1. Welk is dan het voordeel van den Jood? Of welk is de nuttigheid der besnijdenis?
2. Vele in alle manier; want [dit] [is] wel het eerste, dat hun de Woorden Gods zijn toebetrouwd.
3. Want wat is het, al zijn sommigen ongelovig geweest? Zal hun ongelovigheid het geloof van God te niet doen?
4. Dat zij verre. Doch God zij waarachtig, maar alle mens leugenachtig; gelijk als geschreven is: Opdat Gij gerechtvaardigd wordt in Uw woorden, en overwint, wanneer Gij oordeelt.
5. Indien nu onze ongerechtigheid Gods gerechtigheid bevestigt, wat zullen wij zeggen? Is God onrechtvaardig, als Hij toorn over [ons] brengt? (Ik spreek naar den mens.)
6. Dat zij verre, anderszins hoe zal God de wereld oordelen?
7. Want indien de waarheid Gods door mijn leugen overvloediger is geworden, tot Zijn heerlijkheid, wat word ik ook nog als een zondaar geoordeeld?
8. En [zeggen] [wij] niet [liever] (gelijk wij gelasterd worden, en gelijk sommigen zeggen, dat wij zeggen): Laat ons het kwade doen, opdat het goede [daaruit] kome? Welker verdoemenis rechtvaardig is.
9. Wat dan? Zijn wij uitnemender? Ganselijk niet; want wij hebben te voren beschuldigd beiden Joden en Grieken, dat zij allen onder de zonde zijn;
10. Gelijk geschreven is: Er is niemand rechtvaardig, ook niet een;
11. Er is niemand, die verstandig is, er is niemand, die God zoekt.
12. Allen zijn zij afgeweken, te zamen zijn zij onnut geworden; er is niemand, die goed doet, er is [ook] niet tot een toe.
13. Hun keel is een geopend graf; met hun tongen plegen zij bedrog; slangenvenijn is onder hun lippen.
14. Welker mond vol is van vervloeking en bitterheid;
15. Hun voeten zijn snel om bloed te vergieten;
16. Vernieling en ellendigheid is in hun wegen;
17. En den weg des vredes hebben zij niet gekend.
18. Er is geen vreze Gods voor hun ogen.
19. Wij weten nu, dat al wat de wet zegt, zij dat spreekt tot degenen, die onder de wet zijn; opdat alle mond gestopt worde en de gehele wereld [voor] God verdoemelijk zij.

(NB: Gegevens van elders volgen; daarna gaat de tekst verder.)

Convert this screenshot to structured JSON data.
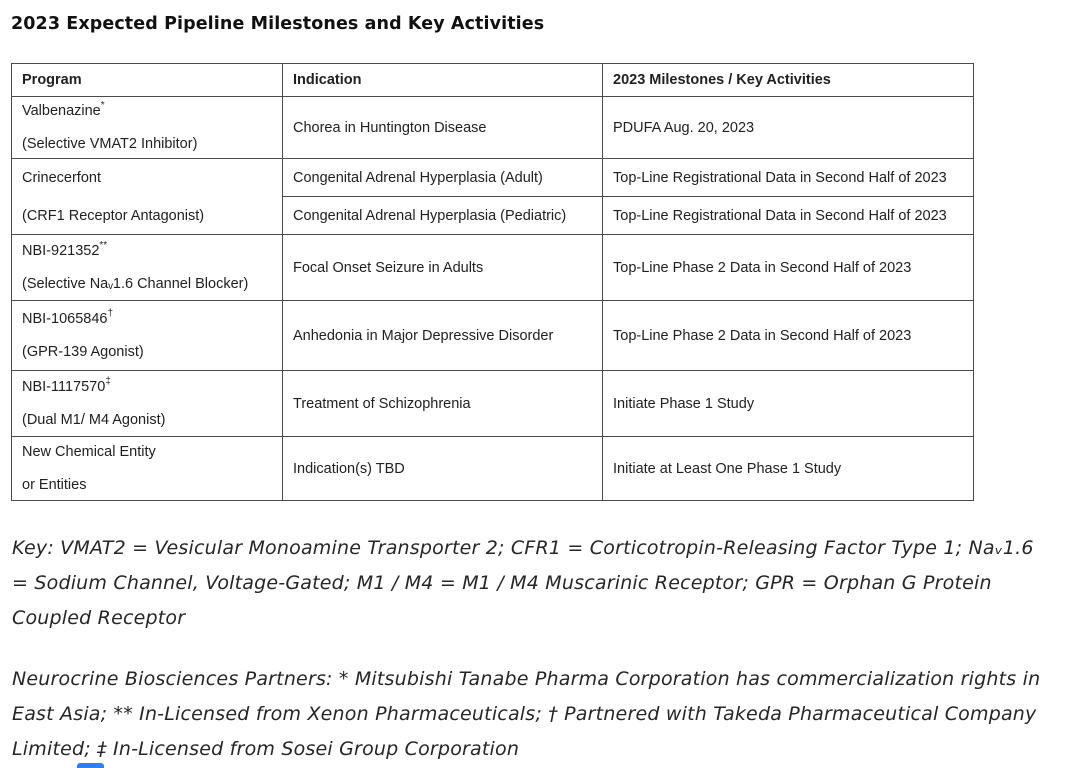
{
  "page": {
    "title": "2023 Expected Pipeline Milestones and Key Activities"
  },
  "table": {
    "headers": [
      "Program",
      "Indication",
      "2023 Milestones / Key Activities"
    ],
    "programs": [
      {
        "name": "Valbenazine",
        "marker": "*",
        "detail": "(Selective VMAT2 Inhibitor)",
        "rows": [
          {
            "indication": "Chorea in Huntington Disease",
            "milestone": "PDUFA Aug. 20, 2023"
          }
        ]
      },
      {
        "name": "Crinecerfont",
        "marker": "",
        "detail": "(CRF1 Receptor Antagonist)",
        "rows": [
          {
            "indication": "Congenital Adrenal Hyperplasia (Adult)",
            "milestone": "Top-Line Registrational Data in Second Half of 2023"
          },
          {
            "indication": "Congenital Adrenal Hyperplasia (Pediatric)",
            "milestone": "Top-Line Registrational Data in Second Half of 2023"
          }
        ]
      },
      {
        "name": "NBI-921352",
        "marker": "**",
        "detail": "(Selective Naᵥ1.6 Channel Blocker)",
        "rows": [
          {
            "indication": "Focal Onset Seizure in Adults",
            "milestone": "Top-Line Phase 2 Data in Second Half of 2023"
          }
        ]
      },
      {
        "name": "NBI-1065846",
        "marker": "†",
        "detail": "(GPR-139 Agonist)",
        "rows": [
          {
            "indication": "Anhedonia in Major Depressive Disorder",
            "milestone": "Top-Line Phase 2 Data in Second Half of 2023"
          }
        ]
      },
      {
        "name": "NBI-1117570",
        "marker": "‡",
        "detail": "(Dual M1/ M4 Agonist)",
        "rows": [
          {
            "indication": "Treatment of Schizophrenia",
            "milestone": "Initiate Phase 1 Study"
          }
        ]
      },
      {
        "name": "New Chemical Entity",
        "marker": "",
        "detail": "or Entities",
        "rows": [
          {
            "indication": "Indication(s) TBD",
            "milestone": "Initiate at Least One Phase 1 Study"
          }
        ]
      }
    ]
  },
  "footnotes": {
    "key": "Key: VMAT2 = Vesicular Monoamine Transporter 2; CFR1 = Corticotropin-Releasing Factor Type 1; Naᵥ1.6 = Sodium Channel, Voltage-Gated; M1 / M4 = M1 / M4 Muscarinic Receptor; GPR = Orphan G Protein Coupled Receptor",
    "partners": "Neurocrine Biosciences Partners: * Mitsubishi Tanabe Pharma Corporation has commercialization rights in East Asia; ** In-Licensed from Xenon Pharmaceuticals; † Partnered with Takeda Pharmaceutical Company Limited; ‡ In-Licensed from Sosei Group Corporation"
  }
}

20. Daarom zal uit de werken der wet geen vlees gerechtvaardigd worden, voor Hem; want door de wet is de kennis der zonde.
21. Maar nu is de rechtvaardigheid Gods geopenbaard geworden zonder de wet, hebbende getuigenis van de wet en de profeten:
22. Namelijk de rechtvaardigheid Gods door het geloof van Jezus Christus, tot allen, en over allen, die geloven; want er is geen onderscheid.
23. Want zij hebben allen gezondigd, en derven de heerlijkheid Gods;
24. En worden om niet gerechtvaardigd, uit Zijn genade, door de verlossing, die in Christus Jezus is;
25. Welken God voorgesteld heeft [tot] een verzoening, door het geloof in Zijn bloed, tot een betoning van Zijn rechtvaardigheid, door de vergeving der zonden, die te voren geschied zijn onder de verdraagzaamheid Gods;
26. Tot een betoning van Zijn rechtvaardigheid in dezen tegenwoordigen tijd; opdat Hij rechtvaardig zij, en rechtvaardigende dengene, die uit het geloof van Jezus is.
27. Waar is dan de roem? Hij is uitgesloten. Door wat wet? Der werken? Neen, maar door de wet des geloofs.
28. Wij besluiten dan, dat de mens door het geloof gerechtvaardigd wordt, zonder de werken der wet.
29. Is God [een] [God] der Joden alleen? en is Hij het niet ook der heidenen? Ja, ook der heidenen;
30. Nademaal Hij een enig God is, Die de besnijdenis rechtvaardigen zal uit het geloof, en de voorhuid door het geloof.
31. Doen wij dan de wet te niet door het geloof? Dat zij verre; maar wij bevestigen de wet.